We can't say when the obituaries of the CBS news division will finally be written, but we now know what it will say on the tombstone: "Fake But Accurate!"

The phrase first appeared in a September 15, 2004, New York Times article about CBS's "exclusive": Texas National Guard memos attesting to dereliction of duty by George W. Bush, memos supposedly typed in 1972 and 1973 but actually produced on a personal computer. All credit to the Times headline writer, but he was only crystallizing CBS's corrupt defense of its bogus story. Dan Rather admitted he'd been chasing the story for five years--proof that there was something in George W. Bush's National Guard record that would convince people not to vote for him. And he wasn't about to let a faked document or two get in the way. As he said when the memos were first questioned, "I know that this story is true."

We don't know, but we suspect, that when Rather wasn't pursuing his Great White Whale of a story, he was watching way too much Celebrity Poker. Because when Rather's memos got laughed out of court by millions of Internet-empowered fact-checkers, he didn't fold. Instead, he grabbed CBS's entire pile of chips and bluffed: "All in."

Bloggers have owned the CBS story from the start, so we'll give the last word here to our favorite, James Lileks: "The whole 'fake but accurate' line shows how tone-deaf these people are; it's like saying a body in a

pine box is 'dead but lifelike.' It boggles, it really does: the story is true, the evidence is faked, but the evidence reflects the evidence we have not yet presented that proves our conclusion--ergo, we're telling the truth. . . . Look. They're fake.

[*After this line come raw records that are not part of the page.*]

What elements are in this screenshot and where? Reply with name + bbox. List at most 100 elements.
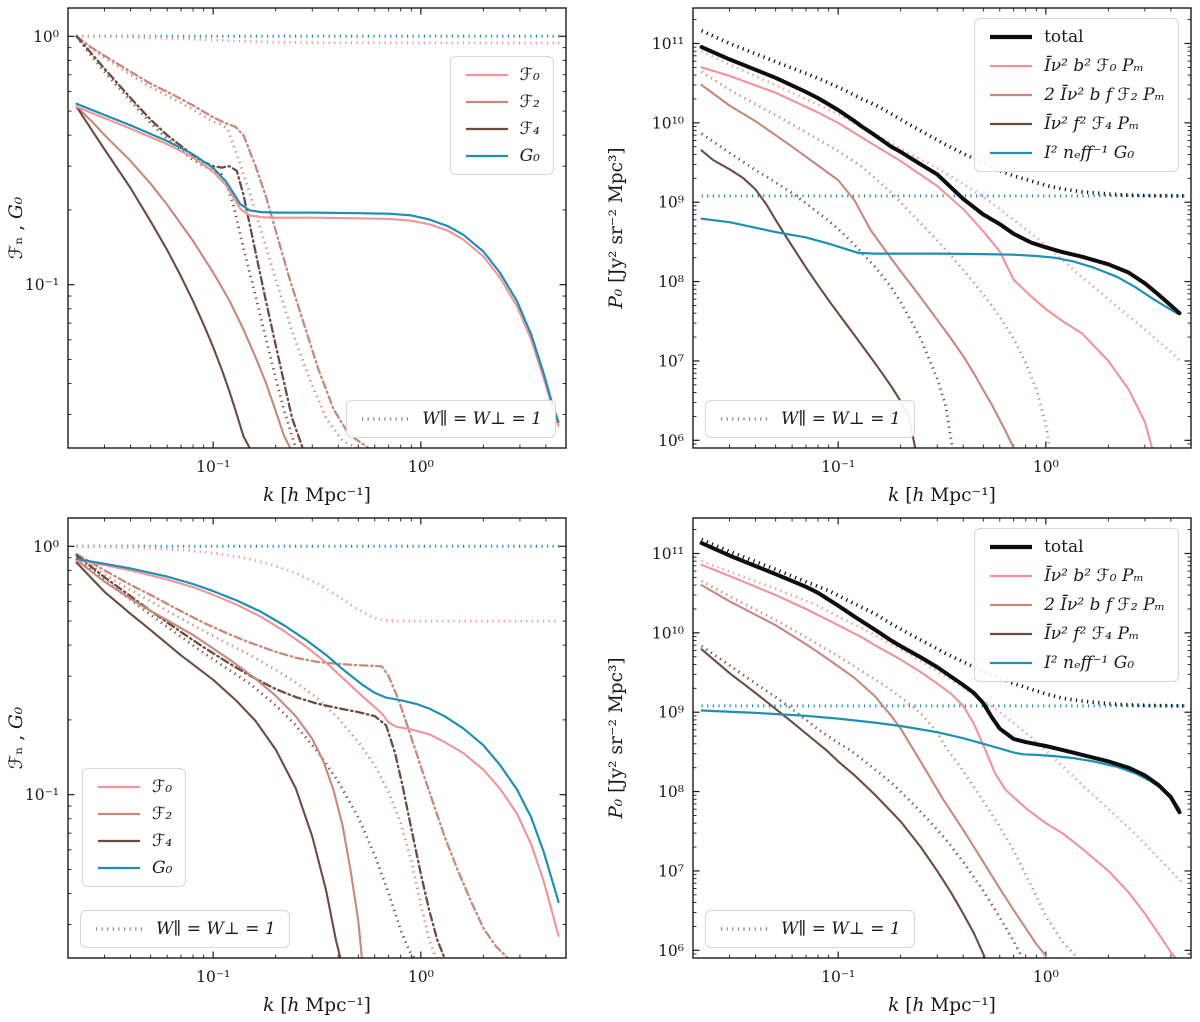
legend-item: ℱ₂	[96, 804, 172, 824]
legend-item: Īν² b² ℱ₀ Pₘ	[988, 56, 1165, 76]
y-tick-label: 10⁻¹	[25, 786, 59, 804]
window-legend-label: W∥ = W⊥ = 1	[156, 919, 276, 939]
legend-line-sample-teal	[98, 866, 140, 870]
legend-line-sample-black	[990, 34, 1033, 40]
axes-frame	[692, 7, 1192, 449]
curve-F4-neg-window	[75, 554, 446, 958]
window-legend-top-left: W∥ = W⊥ = 1	[346, 400, 556, 438]
axes-frame	[67, 7, 567, 449]
legend-item: ℱ₄	[464, 119, 540, 139]
legend-line-sample-brown	[98, 839, 140, 843]
y-tick-label: 10¹¹	[652, 35, 684, 53]
y-tick-label: 10⁸	[658, 783, 684, 801]
axes-frame	[67, 517, 567, 959]
panel-top-left: 10⁻¹ 10⁰ 10⁰ 10⁻¹ k [h Mpc⁻¹] ℱₙ , G₀	[6, 7, 567, 506]
legend-item-label: I² nₑff⁻¹ G₀	[1044, 143, 1135, 163]
legend-item: ℱ₀	[464, 65, 540, 85]
legend-line-sample-black	[990, 544, 1033, 550]
legend-item: W∥ = W⊥ = 1	[94, 919, 276, 939]
legend-line-sample-brown	[990, 632, 1033, 636]
curve-F4-term	[700, 149, 917, 448]
legend-line-sample-brown	[990, 122, 1033, 126]
y-tick-label: 10⁷	[658, 862, 684, 880]
curve-F2-window	[75, 105, 292, 448]
y-tick-label: 10⁻¹	[25, 276, 59, 294]
curve-F0-term-nowindow	[700, 49, 1183, 364]
y-axis-label: ℱₙ , G₀	[6, 196, 27, 259]
curve-F2-neg-window	[75, 552, 509, 958]
y-tick-label: 10⁶	[658, 432, 684, 450]
curve-F4-term-nowindow	[700, 644, 1024, 958]
legend-item-label: G₀	[519, 146, 540, 166]
legend-item: ℱ₂	[464, 92, 540, 112]
window-legend-label: W∥ = W⊥ = 1	[422, 409, 542, 429]
curve-F0-nowindow	[76, 544, 560, 623]
legend-item-label: ℱ₂	[519, 92, 540, 112]
legend-item: ℱ₄	[96, 831, 172, 851]
legend-item-label: I² nₑff⁻¹ G₀	[1044, 653, 1135, 673]
x-tick-label: 10⁰	[408, 968, 434, 986]
legend-item-label: total	[1044, 27, 1084, 47]
legend-item: G₀	[96, 858, 172, 878]
legend-item-label: 2 Īν² b f ℱ₂ Pₘ	[1044, 85, 1165, 105]
legend-line-sample-salmon	[98, 812, 140, 816]
curve-F0-window	[75, 105, 560, 427]
legend-item: G₀	[464, 146, 540, 166]
y-tick-label: 10⁹	[658, 194, 684, 212]
y-tick-label: 10¹⁰	[652, 624, 684, 642]
legend-item: 2 Īν² b f ℱ₂ Pₘ	[988, 595, 1165, 615]
legend-item: W∥ = W⊥ = 1	[719, 409, 901, 429]
y-axis-label: ℱₙ , G₀	[6, 706, 27, 769]
curve-F2-neg-nowindow	[75, 35, 358, 448]
legend-item-label: ℱ₀	[519, 65, 540, 85]
legend-line-sample-teal	[990, 661, 1033, 665]
legend-item-label: ℱ₄	[152, 831, 173, 851]
legend-item-label: G₀	[152, 858, 173, 878]
curve-F0-term	[700, 66, 1154, 448]
curve-shot-term	[700, 709, 1181, 811]
legend-item-label: total	[1044, 537, 1084, 557]
legend-item: W∥ = W⊥ = 1	[360, 409, 542, 429]
x-tick-label: 10⁻¹	[196, 968, 230, 986]
legend-line-sample-pink	[990, 64, 1033, 68]
axes-frame	[692, 517, 1192, 959]
curve-F4-term-nowindow	[700, 132, 954, 448]
legend-item: 2 Īν² b f ℱ₂ Pₘ	[988, 85, 1165, 105]
legend-line-sample-salmon	[465, 100, 508, 104]
legend-item-label: ℱ₂	[152, 804, 173, 824]
curve-total	[699, 45, 1182, 316]
curve-F2-window	[75, 559, 363, 958]
curve-F4-window	[75, 105, 251, 448]
window-legend-bottom-right: W∥ = W⊥ = 1	[705, 910, 915, 948]
window-legend-bottom-left: W∥ = W⊥ = 1	[80, 910, 290, 948]
y-tick-label: 10¹⁰	[652, 114, 684, 132]
legend-line-sample-pink	[465, 73, 508, 77]
window-legend-label: W∥ = W⊥ = 1	[781, 919, 901, 939]
curve-total	[699, 541, 1182, 815]
curve-F0-window	[75, 559, 560, 937]
x-tick-label: 10⁰	[408, 458, 434, 476]
curve-F4-neg-nowindow	[75, 556, 416, 958]
x-tick-label: 10⁰	[1033, 968, 1059, 986]
legend-item: I² nₑff⁻¹ G₀	[988, 653, 1165, 673]
x-axis-label: k [h Mpc⁻¹]	[263, 995, 371, 1016]
curve-F2-neg-window	[75, 35, 370, 448]
legend-item-label: ℱ₄	[519, 119, 540, 139]
legend-item: W∥ = W⊥ = 1	[719, 919, 901, 939]
x-axis-label: k [h Mpc⁻¹]	[888, 995, 996, 1016]
curve-F2-neg-nowindow	[75, 555, 438, 958]
legend-line-sample-gray	[721, 927, 769, 931]
x-tick-label: 10⁻¹	[196, 458, 230, 476]
legend-item-label: Īν² b² ℱ₀ Pₘ	[1044, 56, 1144, 76]
curve-F0-nowindow	[76, 34, 560, 45]
curve-F4-neg-nowindow	[75, 35, 298, 448]
y-tick-label: 10⁹	[658, 704, 684, 722]
x-tick-label: 10⁻¹	[821, 968, 855, 986]
y-tick-label: 10¹¹	[652, 545, 684, 563]
y-tick-label: 10⁶	[658, 942, 684, 960]
legend-item: Īν² f² ℱ₄ Pₘ	[988, 114, 1165, 134]
legend-line-sample-pink	[990, 574, 1033, 578]
legend-item-label: Īν² b² ℱ₀ Pₘ	[1044, 566, 1144, 586]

CBS . . . pursued the story for years, and in the end they lost perspective, just as lousy pilots become disoriented in bad weather and think they're flying level when they're actually heading down at a 45 degree angle. . . . The fruit of the poisoned tree, baked in a nice pie, smashed in the face of the accuser."

Baerly Believable

Writing in the September 27 issue of the Nation, bestselling author and former CIA operative Robert Baer wants us to know that David Ray Griffin--author of The New Pearl Harbor: Disturbing Questions About the Bush Administration and 9/11 and a professor at the Claremont School of Theology--is "a thoughtful, well-informed theologian" who "feels he has no choice" when it comes to spreading the crackpot anti-Bush conspiracy theories in his book. However, "the catastrophic failures" of that "awful day" are "so implausible and the lies about Iraq so blatant" that Griffin just had to write The New Pearl Harbor (you know, like the one FDR let happen).

Baer himself hasn't quite ended up out where the buses don't run. His unique contribution to literary apologetics is to blame Bush for Griffin's book--"What's different about this conspiracy theory," Baer writes, "is the degree to which it has been helped along by its main suspect: the Administration of George W. Bush." You see, "By consciously misleading Americans about Saddam Hussein's role in September 11 to justify an invasion, Bush answered the question every good conspiracy theory turns on: Who benefits?"